O problema no seu raciocínio de hoje parece-me residir no facto de que nem a crise é capitalista, nem Sócrates é socialista, nem o partido socialista é o que quer que seja, nem mesmo o que Pacheco Pereira está convencido de que ele é. Enfim, nem o liberalismo se afundou, nem o socialismo será instaurado. Esta crise não tem, em termos de sistema económico, nem vencedores nem vencidos. Quem a pagará serão os mesmos de sempre, mas isso não representa nenhuma novidade revolucionária.

Quanto aos dividendos de Sócrates, a ubíqua estupidez lhe atribuirá, certamente, alguns, talvez muitos. Mas acredito que possa por aí haver uma pequena multidão semi-escondida que não votará em José Sócrates nem que a vaca tussa, embora não tenha ainda descoberto em quem votar, pelo simples facto de que não há.

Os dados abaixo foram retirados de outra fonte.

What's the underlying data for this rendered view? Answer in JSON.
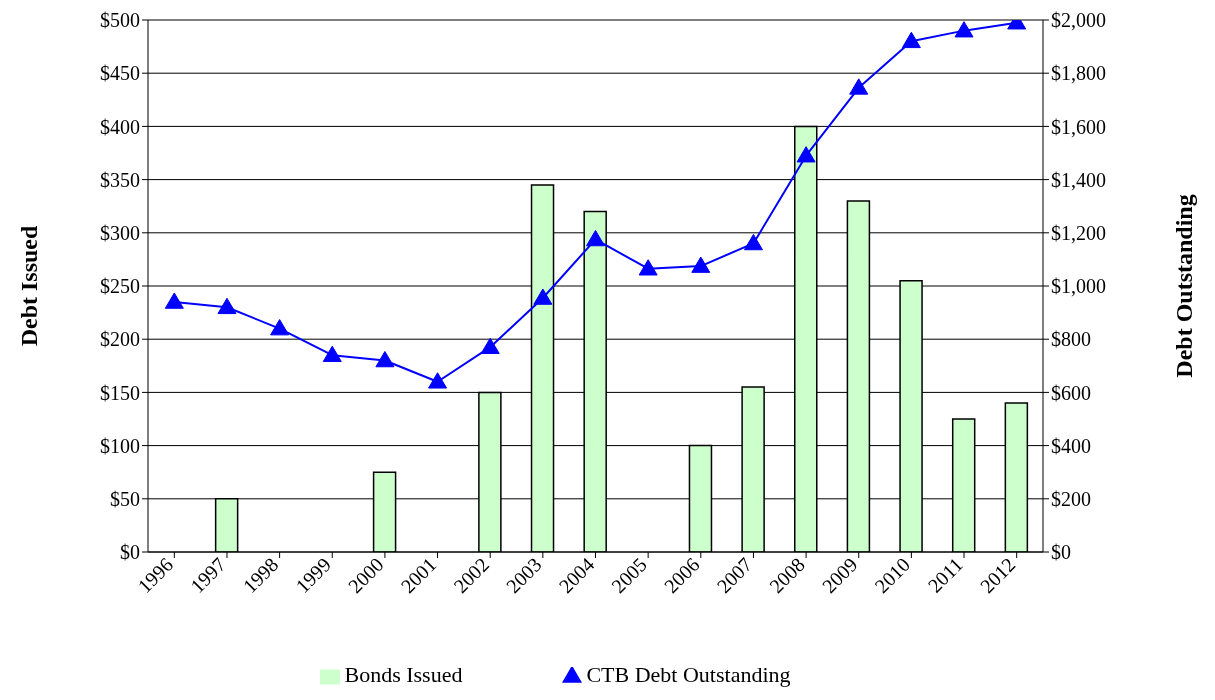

(É que, por vezes, do meio de um monturo de camelices bastardas, podem nascer as flores inesperadas de uma vibrante e indómita inteligência…)

(Imagem tirada daqui)

10 de outubro de 2008

Nunca confie plenamente nos animais domésticos

jose gil José Gil, no Radar Ensaio (Visão, 2 de Outubro de 2008), fala assim da domesticação dos professores: “Assim começa a interiorização da obediência (e, um dia, do amor à servidão). (…) São técnicas terríveis de dominação, de castração e de esmagamento e de fabricação de subjectividades obedientes.”

José Gil tem toda a razão. Os professores foram domesticados. (Também o meu burro o foi. Mas foi no exacto momento em que o dei por irredutivelmente manso que levei dele o maior coice da minha vida. Inesperado e demolidor, tanto quanto o pode ser um coice colectivo de 200.000 patas domesticadas.)

9 de outubro de 2008

Aula de Ingreis

may i - Meia cabine?

- Sorry… What is that supposed to mean?

- Num entendo. Meia cabine, ou não?

- Mas o que é isso de “meia cabine”, ra-

  pariga de Deus?

- Estou a pedir para entrar, claro. Daaaa…

                        (Contado por Rogério Cunha)

(Imagem tirada daqui)

6 de outubro de 2008

A palavra dos outros

karla

Angu Dadá Australopitecus 

Quando se descobre uma grande escritora não se pode ficar, placidamente, sem um sobressalto, olhando o umbigo. Por isso vos trago hoje, vindo da outra margem do mar, este arrepio.

3 de outubro de 2008

Uma história verdadeira…

saudade 

- Mas olha lá, tu gostas dele ó não?

- Mas ele é muito criança pra mim.

- Não é rico. Tem terras… e o pai botou-o a estudar. E tu não dás prós estudos e também não tens grande fazenda. Eu acho que ele pode ser alguém.

- Mas é tão pequeno ainda…

- Ele crece

Assim que soube que mãe e filha falavam dele, esgueirou-se sorrateiro e esqueceu o diálogo. Quarenta anos depois lembrou-se disto e sentiu uma inóspita vontade de lhe contar. Mas agora ela era um esqueleto soterrado há trinta anos, desde que guinou o MG do pai ribanceira abaixo. E ele ia morrer em breve sem mesmo conseguir pagar o T0 dos seus estreitos sonhos.

Em que repartição se resolvem estes casos?

(Imagem tirada daqui)

2 de outubro de 2008

A minha cobardia reside nisto

cobardia Ao longo de alguns anos me agastei por aqui contra quem fez o mundo, os homens, o sistema capitalista e todas as demais encanzinações do universo. A minha falta de mira na detecção dos culpados de todo o mal que há no mundo não é só estupidez. É, sobretudo, cobardia. Quase sempre atribuo todas as culpas à Natureza, à potestade suprema, enfim, a Deus, porque sei que Ele não lê blogues, ou, pelo menos, este. (Há, ainda assim, um potencial perigo de eu vir a ser enquadrado judicialmente pelas minhas invectivas contra o Criador. É o facto de alguém mais perto da minha essência comezinha tomar as dores de Deus e disparar, em Seu nome, um anátema fodido contra mim.)

Quando aprenderei a dizer que os culpados da merda desta sociedade putrefacta estão muito mais perto de mim do que Ele, e lêem blogues, e sabem quem eu sou, bem mais do que eu poderia imaginar e, porventura, desejar?